Below is a comment by Howard Chabner on the proposed Fell and Oak bike lanes. Turns out that the project is not only against the interests of those who have to drive and park on neighborhood streets, but it’s even worse for the disabled.
Dear Chairman Nolan and SFMTA Board Members:
I have lived on Fell Street across from the Panhandle since 1988. The importance of promoting bicycle safety and encouraging bicycling is undeniable.
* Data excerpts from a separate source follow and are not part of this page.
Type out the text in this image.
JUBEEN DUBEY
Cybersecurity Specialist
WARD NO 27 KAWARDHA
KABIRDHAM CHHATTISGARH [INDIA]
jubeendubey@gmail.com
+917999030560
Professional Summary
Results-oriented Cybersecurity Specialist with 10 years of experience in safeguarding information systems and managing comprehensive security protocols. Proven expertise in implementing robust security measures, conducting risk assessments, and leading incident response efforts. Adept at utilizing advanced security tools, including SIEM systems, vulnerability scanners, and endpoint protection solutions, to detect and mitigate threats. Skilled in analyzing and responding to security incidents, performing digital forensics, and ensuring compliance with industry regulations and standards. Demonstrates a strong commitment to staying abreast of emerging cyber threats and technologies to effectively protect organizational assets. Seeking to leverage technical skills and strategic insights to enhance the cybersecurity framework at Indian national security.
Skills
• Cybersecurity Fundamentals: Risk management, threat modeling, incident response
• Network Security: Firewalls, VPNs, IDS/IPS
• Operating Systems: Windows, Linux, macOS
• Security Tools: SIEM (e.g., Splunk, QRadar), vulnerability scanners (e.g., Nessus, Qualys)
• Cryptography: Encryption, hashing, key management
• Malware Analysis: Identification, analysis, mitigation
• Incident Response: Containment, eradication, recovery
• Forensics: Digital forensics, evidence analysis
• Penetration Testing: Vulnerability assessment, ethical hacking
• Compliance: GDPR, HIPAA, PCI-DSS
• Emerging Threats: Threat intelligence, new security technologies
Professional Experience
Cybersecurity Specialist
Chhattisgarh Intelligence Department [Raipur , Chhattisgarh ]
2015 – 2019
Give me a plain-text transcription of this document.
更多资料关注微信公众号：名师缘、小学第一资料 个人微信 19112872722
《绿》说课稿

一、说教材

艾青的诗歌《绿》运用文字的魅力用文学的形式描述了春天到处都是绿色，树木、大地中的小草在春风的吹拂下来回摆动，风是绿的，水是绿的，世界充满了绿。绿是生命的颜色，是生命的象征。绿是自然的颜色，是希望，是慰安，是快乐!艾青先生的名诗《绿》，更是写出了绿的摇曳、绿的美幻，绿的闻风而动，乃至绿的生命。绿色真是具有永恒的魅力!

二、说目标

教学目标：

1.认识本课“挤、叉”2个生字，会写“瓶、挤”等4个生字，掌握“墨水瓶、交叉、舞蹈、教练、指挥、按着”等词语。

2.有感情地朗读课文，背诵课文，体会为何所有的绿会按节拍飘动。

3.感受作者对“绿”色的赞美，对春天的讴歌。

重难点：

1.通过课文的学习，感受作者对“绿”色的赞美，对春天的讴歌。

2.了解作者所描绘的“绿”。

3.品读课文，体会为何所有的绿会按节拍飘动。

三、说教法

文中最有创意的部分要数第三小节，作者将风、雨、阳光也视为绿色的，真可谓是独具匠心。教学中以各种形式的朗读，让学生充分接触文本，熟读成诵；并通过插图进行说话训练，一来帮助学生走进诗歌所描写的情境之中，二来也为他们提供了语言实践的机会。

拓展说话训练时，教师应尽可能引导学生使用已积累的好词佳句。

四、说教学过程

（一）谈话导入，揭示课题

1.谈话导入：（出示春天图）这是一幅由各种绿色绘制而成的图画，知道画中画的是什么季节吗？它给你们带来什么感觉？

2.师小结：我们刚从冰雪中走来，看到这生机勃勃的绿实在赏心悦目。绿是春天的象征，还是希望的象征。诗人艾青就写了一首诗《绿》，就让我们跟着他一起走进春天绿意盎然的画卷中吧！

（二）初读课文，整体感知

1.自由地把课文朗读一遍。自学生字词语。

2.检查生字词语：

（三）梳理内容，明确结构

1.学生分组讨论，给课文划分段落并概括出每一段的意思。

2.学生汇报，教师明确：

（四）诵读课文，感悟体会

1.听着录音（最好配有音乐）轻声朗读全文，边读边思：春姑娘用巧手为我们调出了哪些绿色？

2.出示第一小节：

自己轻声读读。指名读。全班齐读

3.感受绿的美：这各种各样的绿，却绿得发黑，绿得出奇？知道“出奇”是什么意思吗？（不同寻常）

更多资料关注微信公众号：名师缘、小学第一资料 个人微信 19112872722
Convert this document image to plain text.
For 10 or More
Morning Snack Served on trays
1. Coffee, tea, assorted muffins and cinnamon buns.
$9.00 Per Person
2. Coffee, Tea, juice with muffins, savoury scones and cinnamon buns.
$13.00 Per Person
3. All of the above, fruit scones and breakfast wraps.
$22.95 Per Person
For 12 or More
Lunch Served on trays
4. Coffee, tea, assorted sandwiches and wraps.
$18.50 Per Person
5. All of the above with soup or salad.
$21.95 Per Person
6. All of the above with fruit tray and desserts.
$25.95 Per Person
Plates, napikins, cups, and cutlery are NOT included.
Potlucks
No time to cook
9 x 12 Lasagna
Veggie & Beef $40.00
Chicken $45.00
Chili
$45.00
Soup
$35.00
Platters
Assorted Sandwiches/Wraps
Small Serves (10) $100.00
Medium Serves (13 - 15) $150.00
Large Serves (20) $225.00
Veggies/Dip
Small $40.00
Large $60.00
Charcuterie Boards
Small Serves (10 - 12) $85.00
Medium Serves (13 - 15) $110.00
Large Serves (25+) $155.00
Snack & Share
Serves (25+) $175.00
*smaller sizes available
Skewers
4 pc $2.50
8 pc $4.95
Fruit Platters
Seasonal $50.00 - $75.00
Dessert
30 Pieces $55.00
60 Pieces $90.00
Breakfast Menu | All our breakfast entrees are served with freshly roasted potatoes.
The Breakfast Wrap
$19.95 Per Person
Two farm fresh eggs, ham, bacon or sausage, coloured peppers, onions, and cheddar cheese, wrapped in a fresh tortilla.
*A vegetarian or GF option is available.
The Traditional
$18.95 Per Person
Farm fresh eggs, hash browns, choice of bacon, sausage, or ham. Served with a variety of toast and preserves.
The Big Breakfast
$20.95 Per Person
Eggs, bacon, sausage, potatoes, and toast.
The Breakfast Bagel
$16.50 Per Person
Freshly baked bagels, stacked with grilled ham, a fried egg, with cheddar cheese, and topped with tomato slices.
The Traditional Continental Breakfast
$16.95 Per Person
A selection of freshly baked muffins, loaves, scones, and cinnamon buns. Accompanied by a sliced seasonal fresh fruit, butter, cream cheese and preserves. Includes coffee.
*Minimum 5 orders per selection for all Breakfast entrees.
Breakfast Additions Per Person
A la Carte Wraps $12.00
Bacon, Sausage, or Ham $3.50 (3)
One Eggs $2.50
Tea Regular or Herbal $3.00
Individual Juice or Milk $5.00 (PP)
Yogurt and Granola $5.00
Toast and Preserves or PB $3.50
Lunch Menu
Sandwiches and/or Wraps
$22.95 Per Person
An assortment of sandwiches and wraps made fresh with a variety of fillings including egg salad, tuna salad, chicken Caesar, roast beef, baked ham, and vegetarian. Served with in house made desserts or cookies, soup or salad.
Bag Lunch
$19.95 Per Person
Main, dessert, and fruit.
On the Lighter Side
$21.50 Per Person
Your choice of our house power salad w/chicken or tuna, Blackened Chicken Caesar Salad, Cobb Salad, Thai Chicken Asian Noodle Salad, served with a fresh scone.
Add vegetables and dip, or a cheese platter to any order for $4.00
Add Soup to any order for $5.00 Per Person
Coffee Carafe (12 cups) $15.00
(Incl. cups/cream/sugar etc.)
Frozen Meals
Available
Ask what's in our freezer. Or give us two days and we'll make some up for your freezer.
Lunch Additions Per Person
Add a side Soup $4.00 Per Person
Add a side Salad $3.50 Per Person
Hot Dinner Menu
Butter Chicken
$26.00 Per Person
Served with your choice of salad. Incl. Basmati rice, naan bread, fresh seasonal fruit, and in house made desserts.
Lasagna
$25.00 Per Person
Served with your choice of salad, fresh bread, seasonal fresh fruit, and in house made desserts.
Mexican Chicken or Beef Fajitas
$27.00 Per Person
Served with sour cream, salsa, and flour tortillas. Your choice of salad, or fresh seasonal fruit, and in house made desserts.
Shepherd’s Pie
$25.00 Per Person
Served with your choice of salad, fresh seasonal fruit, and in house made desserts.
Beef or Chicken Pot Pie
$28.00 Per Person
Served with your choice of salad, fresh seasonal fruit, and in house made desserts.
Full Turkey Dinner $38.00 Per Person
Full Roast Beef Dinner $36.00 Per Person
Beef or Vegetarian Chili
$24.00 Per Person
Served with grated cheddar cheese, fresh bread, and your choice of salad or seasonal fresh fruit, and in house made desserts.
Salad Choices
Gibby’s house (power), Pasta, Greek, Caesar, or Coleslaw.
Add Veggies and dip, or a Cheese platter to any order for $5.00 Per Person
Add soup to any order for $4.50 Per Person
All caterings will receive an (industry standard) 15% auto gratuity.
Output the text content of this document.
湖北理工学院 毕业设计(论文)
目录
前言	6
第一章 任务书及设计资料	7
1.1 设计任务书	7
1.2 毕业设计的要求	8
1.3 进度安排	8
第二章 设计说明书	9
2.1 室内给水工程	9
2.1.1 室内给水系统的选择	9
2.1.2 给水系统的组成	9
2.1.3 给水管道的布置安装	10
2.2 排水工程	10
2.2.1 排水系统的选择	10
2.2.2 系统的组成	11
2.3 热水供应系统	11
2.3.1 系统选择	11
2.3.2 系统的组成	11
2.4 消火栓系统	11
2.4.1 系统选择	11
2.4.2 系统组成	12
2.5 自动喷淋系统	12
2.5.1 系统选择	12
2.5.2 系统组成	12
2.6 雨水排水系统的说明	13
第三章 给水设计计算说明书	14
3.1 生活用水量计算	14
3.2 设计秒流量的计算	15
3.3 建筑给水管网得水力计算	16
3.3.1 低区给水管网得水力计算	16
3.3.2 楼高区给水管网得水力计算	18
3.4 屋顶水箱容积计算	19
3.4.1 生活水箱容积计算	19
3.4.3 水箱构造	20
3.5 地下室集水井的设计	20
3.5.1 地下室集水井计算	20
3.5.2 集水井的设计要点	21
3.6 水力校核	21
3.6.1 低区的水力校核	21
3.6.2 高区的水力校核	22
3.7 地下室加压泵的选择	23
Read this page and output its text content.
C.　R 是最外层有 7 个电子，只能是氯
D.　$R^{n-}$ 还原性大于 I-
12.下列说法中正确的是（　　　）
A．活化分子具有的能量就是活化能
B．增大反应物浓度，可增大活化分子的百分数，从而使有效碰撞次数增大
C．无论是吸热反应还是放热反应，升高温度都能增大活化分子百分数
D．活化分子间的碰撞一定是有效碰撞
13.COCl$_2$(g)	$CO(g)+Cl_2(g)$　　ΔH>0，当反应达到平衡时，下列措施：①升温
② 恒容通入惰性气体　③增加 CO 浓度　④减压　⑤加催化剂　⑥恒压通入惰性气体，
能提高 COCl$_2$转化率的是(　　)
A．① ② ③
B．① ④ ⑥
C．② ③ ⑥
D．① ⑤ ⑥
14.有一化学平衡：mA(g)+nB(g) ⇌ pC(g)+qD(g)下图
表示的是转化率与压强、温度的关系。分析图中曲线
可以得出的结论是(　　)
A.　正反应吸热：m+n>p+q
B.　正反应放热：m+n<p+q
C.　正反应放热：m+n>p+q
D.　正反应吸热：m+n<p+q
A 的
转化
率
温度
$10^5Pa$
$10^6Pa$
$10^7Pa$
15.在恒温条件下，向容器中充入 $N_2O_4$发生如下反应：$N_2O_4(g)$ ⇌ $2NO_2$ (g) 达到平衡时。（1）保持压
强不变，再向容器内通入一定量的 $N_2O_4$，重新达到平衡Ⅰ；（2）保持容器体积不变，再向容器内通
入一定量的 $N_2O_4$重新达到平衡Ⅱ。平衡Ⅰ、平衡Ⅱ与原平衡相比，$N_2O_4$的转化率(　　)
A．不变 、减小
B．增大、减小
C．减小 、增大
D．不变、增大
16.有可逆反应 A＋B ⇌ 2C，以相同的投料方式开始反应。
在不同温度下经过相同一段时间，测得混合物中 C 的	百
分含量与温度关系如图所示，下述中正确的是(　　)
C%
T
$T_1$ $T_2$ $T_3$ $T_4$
I urge you not to approve the proposed Oak and Fell Street cycle track for the following reasons:
Putting an increased volume of bicycle traffic on these streets (especially Oak), which already have a heavy volume of fast-moving motor vehicles (around 30,000 vehicles daily on each of Fell and Oak, according to a presentation from SFMTA staff) and timed traffic signals, will greatly increase safety risks for pedestrians, bicyclists and motorists
This is especially true given the large number of residential and commercial driveways on these blocks, and the large number of motor vehicles turning into and out of them. Many of the garages are narrow, and visibility is limited for drivers pulling out of them; with a cycle track it would be difficult for drivers and cyclists to see each other. There is a heavy volume of motorists turning off of and onto Oak and Fell, Divisadero and the side streets; even with traffic signal improvements, cycle tracks will create more conflicts among bicyclists, pedestrians and motorists. An already complex situation will be made even more complex and hectic.
Instead, using Hayes and Page, which have stop signs instead of traffic signals, and which have a much lower volume of motor vehicles, would be safer. I know experienced bicyclists who use Hayes and Page often and believe these routes are much safer than any cycle tracks on Oak and Fell would be. Installing cycle tracks along two of the fastest and busiest vehicular thoroughfares in San Francisco contradicts SF’s stated goal of encouraging novices to bicycle by providing safe spaces with no pressure to go fast.
The Haight Ashbury Improvement Association has proposed a safer alternative for cyclists, using Hayes and Page Streets, but SFMTA has not seriously considered it. Here is a link to the HAIA plan

HAIA plan
The proposed plan would negatively impact safety, parking, traffic, air quality and disability rights; it should not be adopted.

Thank you very much for considering this e-mail.